Step by Step (ステップ バイ ステップ, Suteppu bai Suteppu) is the ninth studio album by the Japanese singer/songwriter Chisato Moritaka, released on July 25, 1994. This was Moritaka's first album under One Up Music. The album includes the song "Kaze ni Fukarete", which became her first No. 1 hit on the Oricon singles chart. Step by Step is Moritaka's first album in to include a cover version of a Beatles song. A limited edition release included a 32-page photo book.

Before the album's release, Moritaka was forced to stop touring after she suffered a temporomandibular joint dysfunction in spring 1994. She did not tour or release another studio album until 1996.
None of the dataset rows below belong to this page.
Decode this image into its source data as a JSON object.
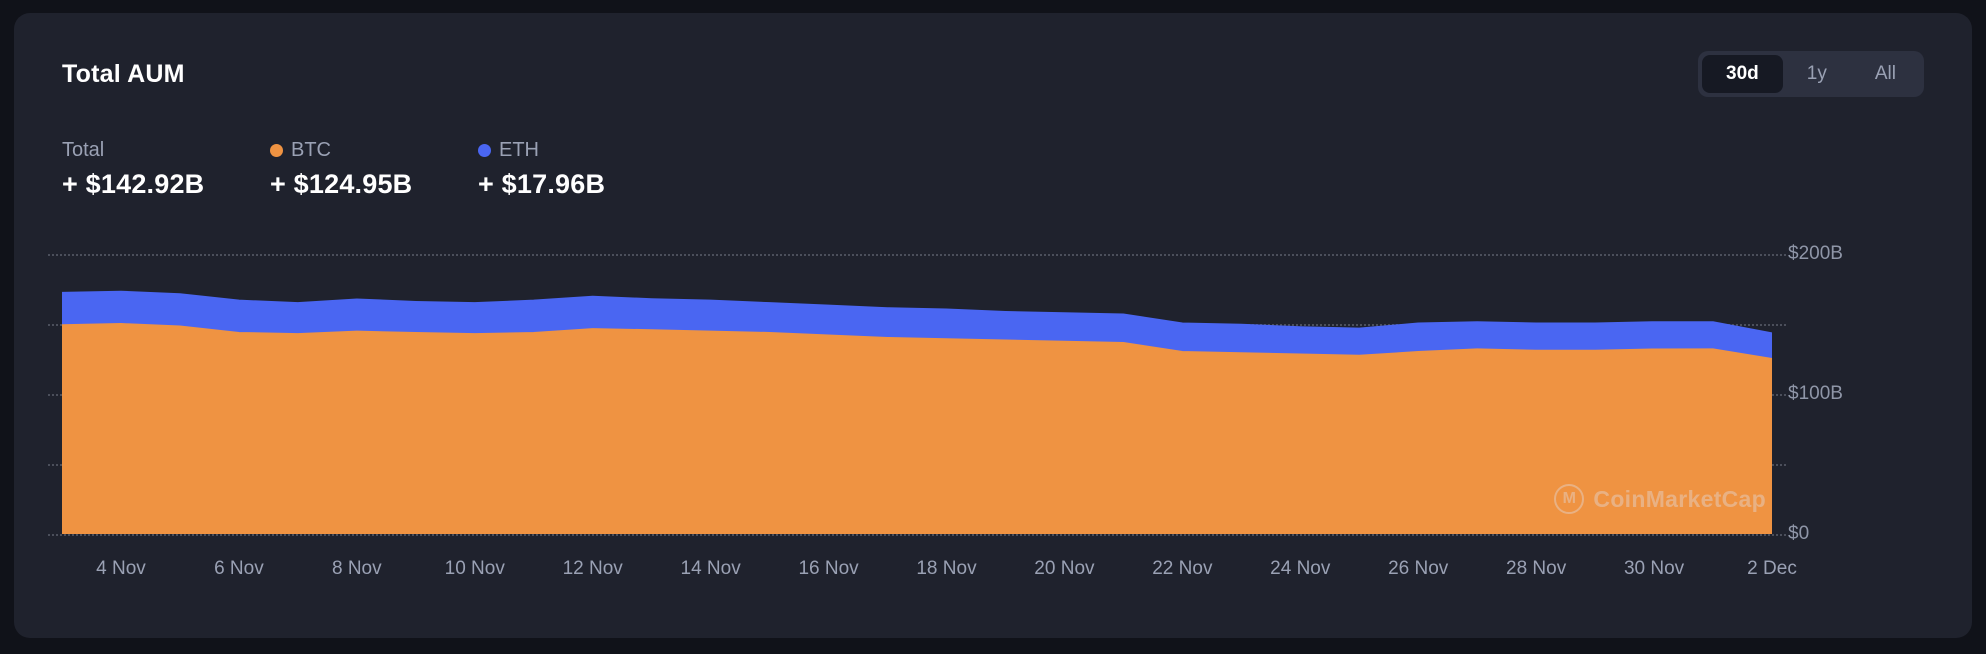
{
  "card": {
    "title": "Total AUM"
  },
  "range_toggle": {
    "options": [
      {
        "label": "30d",
        "active": true
      },
      {
        "label": "1y",
        "active": false
      },
      {
        "label": "All",
        "active": false
      }
    ]
  },
  "legend": {
    "total": {
      "label": "Total",
      "value": "+ $142.92B"
    },
    "btc": {
      "label": "BTC",
      "value": "+ $124.95B",
      "color": "#ef9342"
    },
    "eth": {
      "label": "ETH",
      "value": "+ $17.96B",
      "color": "#4a66f2"
    }
  },
  "watermark": {
    "text": "CoinMarketCap"
  },
  "chart_data": {
    "type": "area",
    "stacked": true,
    "title": "Total AUM",
    "xlabel": "",
    "ylabel": "",
    "ylim": [
      0,
      200
    ],
    "grid": "dotted-horizontal",
    "y_gridlines": [
      0,
      50,
      100,
      150,
      200
    ],
    "y_tick_labels": [
      {
        "value": 200,
        "label": "$200B"
      },
      {
        "value": 100,
        "label": "$100B"
      },
      {
        "value": 0,
        "label": "$0"
      }
    ],
    "x_tick_labels": [
      "4 Nov",
      "6 Nov",
      "8 Nov",
      "10 Nov",
      "12 Nov",
      "14 Nov",
      "16 Nov",
      "18 Nov",
      "20 Nov",
      "22 Nov",
      "24 Nov",
      "26 Nov",
      "28 Nov",
      "30 Nov",
      "2 Dec"
    ],
    "x_tick_indices": [
      1,
      3,
      5,
      7,
      9,
      11,
      13,
      15,
      17,
      19,
      21,
      23,
      25,
      27,
      29
    ],
    "series": [
      {
        "name": "BTC",
        "color": "#ef9342",
        "values": [
          149.1,
          150.0,
          148.2,
          143.6,
          142.7,
          144.5,
          143.6,
          142.7,
          143.6,
          146.4,
          145.5,
          144.5,
          143.6,
          141.8,
          140.0,
          139.1,
          138.2,
          137.3,
          136.4,
          130.0,
          129.1,
          128.2,
          127.3,
          130.0,
          131.8,
          130.9,
          130.9,
          131.8,
          131.8,
          124.95
        ]
      },
      {
        "name": "ETH",
        "color": "#4a66f2",
        "values": [
          22.7,
          22.7,
          22.7,
          22.7,
          21.8,
          22.7,
          21.8,
          21.8,
          22.7,
          22.7,
          21.8,
          21.8,
          20.9,
          20.9,
          20.9,
          20.9,
          20.0,
          20.0,
          20.0,
          20.0,
          20.0,
          19.1,
          19.1,
          20.0,
          19.1,
          19.1,
          19.1,
          19.1,
          19.1,
          17.96
        ]
      }
    ]
  }
}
The album reached No. 3 on Oricon's albums chart and sold over 573,000 copies. It was certified Platinum by the RIAJ.

== Track listing ==

| No. | Title | Lyrics | Music | Arrangement | Length |
|---|---|---|---|---|---|
| 1. | "Kibun Sōkai (Album Version)" ((気分爽快; "Refreshing")) |  | Kenichi Kurosawa | Yuichi Takahashi | 3:56 |
| 2. | "Wakasa no Hiketsu" ((若さの秘訣; "The Secret of Youth")) |  | Moritaka | Moritaka | 3:37 |
| 3. | "Zuru Yasumi" ((ずる休み; "Playing Hooky")) |  | Hiromasa Ijichi | Takahashi | 3:40 |
| 4. | "Otoko nara" ((男なら; "If a Man")) |  | Hideo Saitō | Saitō | 2:31 |
| 5. | "Natsu no Hi" ((夏の日; "Summer Day")) |  | Saitō | Saitō | 3:42 |
| 6. | "Everybody's Got Something to Hide Except Me and My Monkey" | Lennon–McCartney | Lennon–McCartney | Moritaka | 2:25 |
| 7. | "Torikago" ((鳥かご; "Birdcage")) |  | Yasuaki Maejima | Maejima; Takahashi; | 3:55 |
| 8. | "Hoshi no Ōjisama" ((星の王子様; "The Star Prince")) |  | Maejima | Maejima | 3:09 |
| 9. | "Watashi no Daiji na Hito" ((私の大事な人; "My Important Person")) |  | Moritaka | Maejima | 3:08 |
| 10. | "Ichido Asobi ni Kite yo" ((一度遊びに来てよ; "Come Out and Play")) |  | Saitō | Saitō | 5:22 |
| 11. | "Office-gai no Koi" (Ofisu-gai no Koi (オフィス街の恋; "Love in the Office")) |  | Takahashi | Takahashi | 3:38 |
| 12. | "Taifū" ((台風; "Typhoon")) |  | Ijichi | Takahashi | 4:48 |
| 13. | "Kaze ni Fukarete" ((風に吹かれて; "Blowing in the Wind")) |  | Saitō | Saitō | 4:47 |
| 14. | "Step by Step ~Kare no Jinsei~" (Suteppu bai Suteppu ~Kare no Jinsei~ (STEP BY STEP～彼の人生～; "Step by Step ~His Life~")) |  | Takahashi | Takahashi | 4:46 |
| Total length: |  |  |  |  | 53:31 |

== Personnel ==
- Chisato Moritaka – vocals, drums (all tracks), rhythm guitar (2), piano (2–3, 12)
- Yuichi Takahashi – guitar, backing vocals (1–3, 5–7, 11–13, 15), synthesizer (2, 11, 15), bass synthesizer (3)
- Hiroyoshi Matsuo – guitar (1, 3, 7, 12–13)
- Yuko Nōji – guitar (2)
- Hideo Saitō – guitar, bass, keyboards, synthesizer, backing vocals (4–5, 10, 13), sitar (4), tambourine (5, 10, 13)
- Eiji Ogata – guitar (12)
- Jun Takahashi – guitar (13)
- Yasuaki Maejima – piano (2, 7–11), synthesizer (7–9), electric piano (8)
- Masafumi Yokoyama – bass (1)
- Yukio Seto – bass (2, 5, 7, 11–12, 15), guitar (8, 11), synthesizer (12)
- Seiji Ishikawa – cowbell (5)
- Hiyoshimaru – percussion (12)

== Charts ==

| Chart (1994) | Peak position |
|---|---|
| Japanese Albums (Oricon) | 3 |

== Certification ==

| Region | Certification | Certified units/sales |
| Japan (RIAJ) | Platinum | 400,000^{^} |
^{^} Shipments figures based on certification alone.